Annually, I read a shit load of books, Barbarian Days is by far the BEST surf book I’ve read.
In fact, it inspired me to go to Jardim do Mar on Madeira. AW
goofyfoot wrote:stunet wrote:Timely too. Last weekend I picked up Barbarian Days to read the opening chapter on surfing Cliffs at Diamond Head. Couldn't put it down and am currently up to 'Against Dereliction', the chapter on Ocean Beach. Beguiling writing but a bit of imagery helps too.
I’m listening to the audiobook (again) and up to the Ocean Beach San Fran section.
The way he describes the dark cold water, big swell, long periods and big poundings has got me absolutely gagging for this winter.
After a few years of kids arriving, work going mental over covid and other life shit that keeps you from the water I can feel the mojo coming back.
I'm with you all the way, GF.
Today is eleven months since I last buckled myself, but I'm feeling 100% better. No aches, can lay on my board for long sessions, take a bit of a beating. It's all good. In fact, the training and whatnot has me raring to go this autumn and winter.
Mr Webber has just shaped me a new shorty - being glassed with basalt as we speak - and news of the potential La Nina has me weighing up a top end gun for a certain east swell-loving bommie around here.
Surfing good waves is a great feeling, but the anticipation of surfing good waves has a place at the table too.
Happy 1st of Autumn everyone
Barbarian Days , gee I enjoyed that book .
Changed my view on Going for a Surf this week .
Have been getting back into the water after a long hiatus and desperately needed to catch some good waves .
Was told to lower my expectations .
Then decided I was just going for a Paddle and for some Exercise , to re familiarise myself with the Ocean .
Made my decision making much easier , if I can get out , I can exercise NOW ( tide doesn't have to go out or in :) .
Had 4 surfs in 5 days and sure did some exercise .
Guess what , I had fun and got waves .
Some great waves found ME , instead :)
I don't NEED Great waves or a lot of them , I just need to keep getting in the water and feeling good .
Go Mal, you bloody good thing
Nice one, Mal!
Good see there's a future for us hexagenarians.
That looks like Brutus on the fence….but if it is it won’t be for long.
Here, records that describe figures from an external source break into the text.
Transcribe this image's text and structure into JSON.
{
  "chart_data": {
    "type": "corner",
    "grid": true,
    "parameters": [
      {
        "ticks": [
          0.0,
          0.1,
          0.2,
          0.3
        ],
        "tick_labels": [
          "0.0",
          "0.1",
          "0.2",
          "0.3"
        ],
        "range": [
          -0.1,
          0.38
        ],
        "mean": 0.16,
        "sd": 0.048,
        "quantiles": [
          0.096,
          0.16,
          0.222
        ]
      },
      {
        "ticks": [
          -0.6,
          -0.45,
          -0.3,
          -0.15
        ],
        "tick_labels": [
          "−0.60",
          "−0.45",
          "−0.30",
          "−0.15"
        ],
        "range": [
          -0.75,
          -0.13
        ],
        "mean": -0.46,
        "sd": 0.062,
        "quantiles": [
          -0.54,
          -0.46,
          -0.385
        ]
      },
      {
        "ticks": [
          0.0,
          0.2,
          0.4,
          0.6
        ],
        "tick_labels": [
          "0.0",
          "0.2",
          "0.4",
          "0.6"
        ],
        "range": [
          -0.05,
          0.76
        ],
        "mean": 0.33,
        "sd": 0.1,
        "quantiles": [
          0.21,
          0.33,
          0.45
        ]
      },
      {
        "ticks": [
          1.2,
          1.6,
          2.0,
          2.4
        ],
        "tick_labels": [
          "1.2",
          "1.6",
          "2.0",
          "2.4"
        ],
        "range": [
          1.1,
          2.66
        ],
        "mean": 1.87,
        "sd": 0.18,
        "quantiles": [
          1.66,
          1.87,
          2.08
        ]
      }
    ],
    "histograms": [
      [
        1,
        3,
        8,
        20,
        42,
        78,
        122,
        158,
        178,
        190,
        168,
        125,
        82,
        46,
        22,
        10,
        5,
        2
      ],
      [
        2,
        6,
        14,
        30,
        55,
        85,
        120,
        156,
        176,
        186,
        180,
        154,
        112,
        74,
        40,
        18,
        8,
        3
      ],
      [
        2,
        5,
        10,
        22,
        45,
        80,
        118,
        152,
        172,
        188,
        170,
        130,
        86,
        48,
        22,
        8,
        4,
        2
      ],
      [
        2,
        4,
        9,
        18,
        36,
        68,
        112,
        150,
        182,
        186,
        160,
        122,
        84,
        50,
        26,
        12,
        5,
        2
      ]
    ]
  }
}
Optimist wrote:That looks like Brutus on the fence….but if it is it won’t be for long.
One, it doesn’t look like Brutus at all.
Two, Brutus is never on the fence.
It was a joke, … but im glad as I can now see now what the boy is up to….
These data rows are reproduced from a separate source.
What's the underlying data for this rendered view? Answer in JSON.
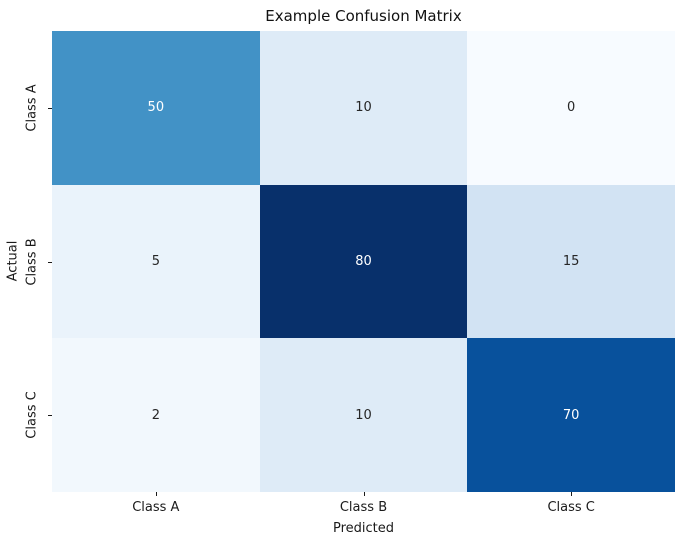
{
  "chart_data": {
    "type": "heatmap",
    "title": "Example Confusion Matrix",
    "xlabel": "Predicted",
    "ylabel": "Actual",
    "x_categories": [
      "Class A",
      "Class B",
      "Class C"
    ],
    "y_categories": [
      "Class A",
      "Class B",
      "Class C"
    ],
    "values": [
      [
        50,
        10,
        0
      ],
      [
        5,
        80,
        15
      ],
      [
        2,
        10,
        70
      ]
    ],
    "colormap": "Blues",
    "vmin": 0,
    "vmax": 80,
    "cell_colors": [
      [
        "#4292c6",
        "#deebf7",
        "#f7fbff"
      ],
      [
        "#eaf3fb",
        "#08306b",
        "#d2e3f3"
      ],
      [
        "#f2f8fd",
        "#deebf7",
        "#08519c"
      ]
    ],
    "text_colors": [
      [
        "#ffffff",
        "#262626",
        "#262626"
      ],
      [
        "#262626",
        "#ffffff",
        "#262626"
      ],
      [
        "#262626",
        "#262626",
        "#ffffff"
      ]
    ],
    "grid": false,
    "legend_position": "none",
    "background_color": "#ffffff"
  }
}
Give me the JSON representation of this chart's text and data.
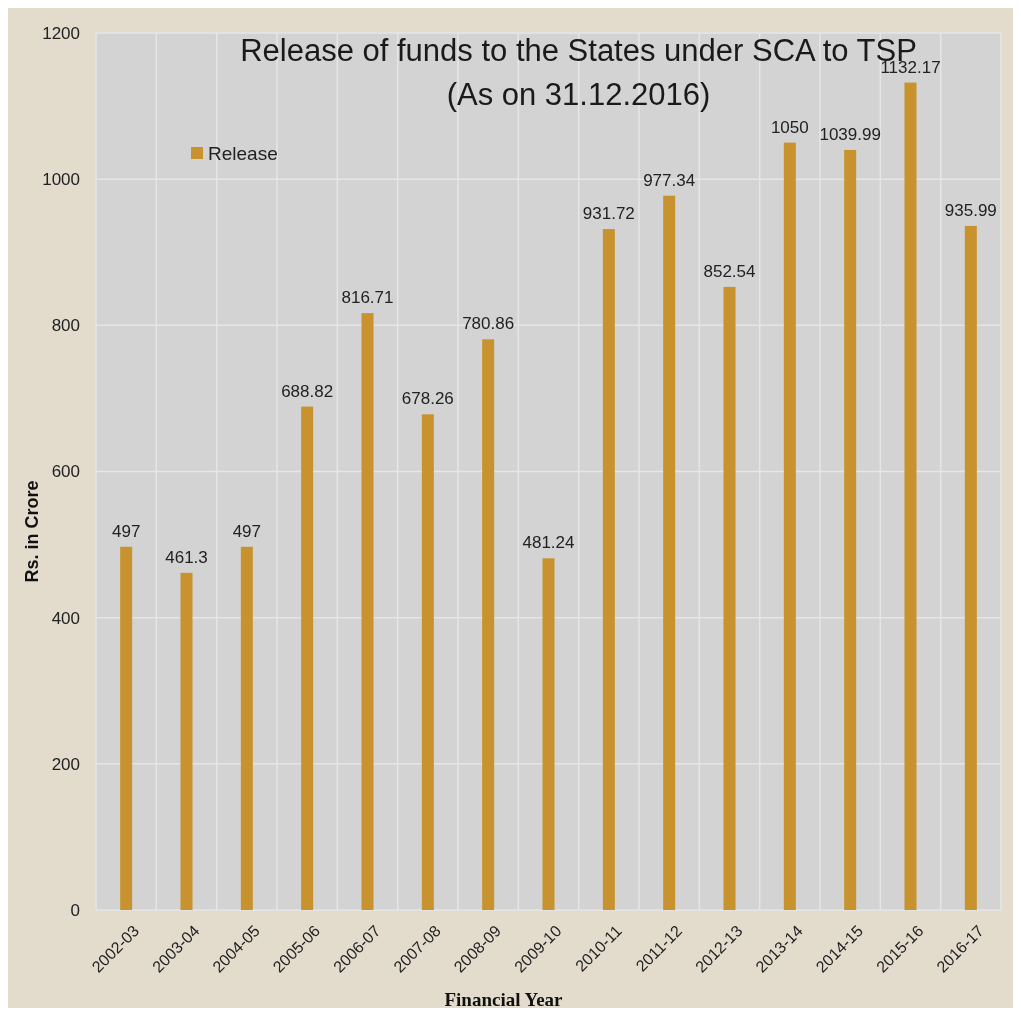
{
  "chart_data": {
    "type": "bar",
    "title": "Release of funds to the States under SCA to TSP",
    "subtitle": "(As on 31.12.2016)",
    "xlabel": "Financial Year",
    "ylabel": "Rs. in Crore",
    "categories": [
      "2002-03",
      "2003-04",
      "2004-05",
      "2005-06",
      "2006-07",
      "2007-08",
      "2008-09",
      "2009-10",
      "2010-11",
      "2011-12",
      "2012-13",
      "2013-14",
      "2014-15",
      "2015-16",
      "2016-17"
    ],
    "series": [
      {
        "name": "Release",
        "color": "#c8922e",
        "values": [
          497,
          461.3,
          497,
          688.82,
          816.71,
          678.26,
          780.86,
          481.24,
          931.72,
          977.34,
          852.54,
          1050,
          1039.99,
          1132.17,
          935.99
        ]
      }
    ],
    "ylim": [
      0,
      1200
    ],
    "yticks": [
      0,
      200,
      400,
      600,
      800,
      1000,
      1200
    ],
    "grid": true,
    "legend": "top left",
    "data_labels": true
  }
}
all the best bro …hope you get better soon…God bless your swift recovery…
Getting old is awesome but the side effects are a bit ordinary …
…and then…. in the presence of Jesus….so awsome!!!
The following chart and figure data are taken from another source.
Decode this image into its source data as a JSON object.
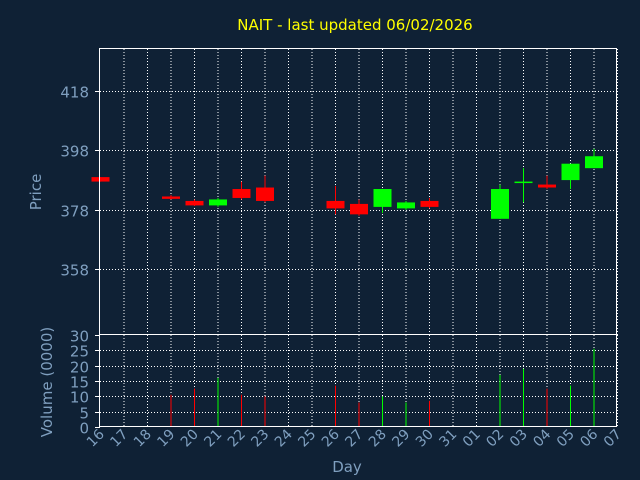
{
  "colors": {
    "background": "#0f2135",
    "plot_border": "#ffffff",
    "grid": "#ffffff",
    "title": "#ffff00",
    "axis_text": "#7f9fbf",
    "up": "#00ff00",
    "down": "#ff0000"
  },
  "chart_data": {
    "type": "candlestick",
    "title": "NAIT - last updated 06/02/2026",
    "xlabel": "Day",
    "grid": true,
    "x_categories": [
      "16",
      "17",
      "18",
      "19",
      "20",
      "21",
      "22",
      "23",
      "24",
      "25",
      "26",
      "27",
      "28",
      "29",
      "30",
      "31",
      "01",
      "02",
      "03",
      "04",
      "05",
      "06",
      "07"
    ],
    "price_panel": {
      "ylabel": "Price",
      "ylim": [
        336,
        432
      ],
      "yticks": [
        358,
        378,
        398,
        418
      ],
      "candles": [
        {
          "x": "16",
          "open": 389,
          "close": 387.5,
          "high": 389,
          "low": 387.5
        },
        {
          "x": "19",
          "open": 382.5,
          "close": 381.7,
          "high": 383,
          "low": 381.5
        },
        {
          "x": "20",
          "open": 381,
          "close": 379.5,
          "high": 381.5,
          "low": 379.3
        },
        {
          "x": "21",
          "open": 379.5,
          "close": 381.5,
          "high": 382,
          "low": 379
        },
        {
          "x": "22",
          "open": 385,
          "close": 382,
          "high": 387.5,
          "low": 381.5
        },
        {
          "x": "23",
          "open": 385.5,
          "close": 381,
          "high": 389.5,
          "low": 380.5
        },
        {
          "x": "26",
          "open": 381,
          "close": 378.5,
          "high": 386,
          "low": 376.5
        },
        {
          "x": "27",
          "open": 380,
          "close": 376.5,
          "high": 381.5,
          "low": 376
        },
        {
          "x": "28",
          "open": 379,
          "close": 385,
          "high": 385,
          "low": 377
        },
        {
          "x": "29",
          "open": 378.5,
          "close": 380.5,
          "high": 381,
          "low": 378
        },
        {
          "x": "30",
          "open": 381,
          "close": 379,
          "high": 382,
          "low": 378.5
        },
        {
          "x": "02",
          "open": 375,
          "close": 385,
          "high": 386.5,
          "low": 375
        },
        {
          "x": "03",
          "open": 387.5,
          "close": 387.5,
          "high": 392,
          "low": 380.5
        },
        {
          "x": "04",
          "open": 386.5,
          "close": 385.5,
          "high": 389.5,
          "low": 385
        },
        {
          "x": "05",
          "open": 388,
          "close": 393.5,
          "high": 393.5,
          "low": 385
        },
        {
          "x": "06",
          "open": 392,
          "close": 396,
          "high": 398.5,
          "low": 392
        }
      ]
    },
    "volume_panel": {
      "ylabel": "Volume (0000)",
      "ylim": [
        0,
        30
      ],
      "yticks": [
        0,
        5,
        10,
        15,
        20,
        25,
        30
      ],
      "bars": [
        {
          "x": "19",
          "value": 10.5,
          "dir": "down"
        },
        {
          "x": "20",
          "value": 12.5,
          "dir": "down"
        },
        {
          "x": "21",
          "value": 16,
          "dir": "up"
        },
        {
          "x": "22",
          "value": 10.5,
          "dir": "down"
        },
        {
          "x": "23",
          "value": 10,
          "dir": "down"
        },
        {
          "x": "26",
          "value": 13.5,
          "dir": "down"
        },
        {
          "x": "27",
          "value": 8,
          "dir": "down"
        },
        {
          "x": "28",
          "value": 10,
          "dir": "up"
        },
        {
          "x": "29",
          "value": 8,
          "dir": "up"
        },
        {
          "x": "30",
          "value": 8.5,
          "dir": "down"
        },
        {
          "x": "02",
          "value": 17,
          "dir": "up"
        },
        {
          "x": "03",
          "value": 19,
          "dir": "up"
        },
        {
          "x": "04",
          "value": 12.5,
          "dir": "down"
        },
        {
          "x": "05",
          "value": 13.5,
          "dir": "up"
        },
        {
          "x": "06",
          "value": 25.5,
          "dir": "up"
        }
      ]
    }
  }
}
Get well soon, MC! Best wishes to you!
The wave of the day does it for me big time. Nice work Steen Barnes , Shaun Anderson and Swellnet.
In one photo you've encompassed everything nice about surfing. If I was a wanker I'd say that it was perfect except for the fact he is in a wetsuit. Which it is , it's perfect .....except for the fact he's in a wetsuit.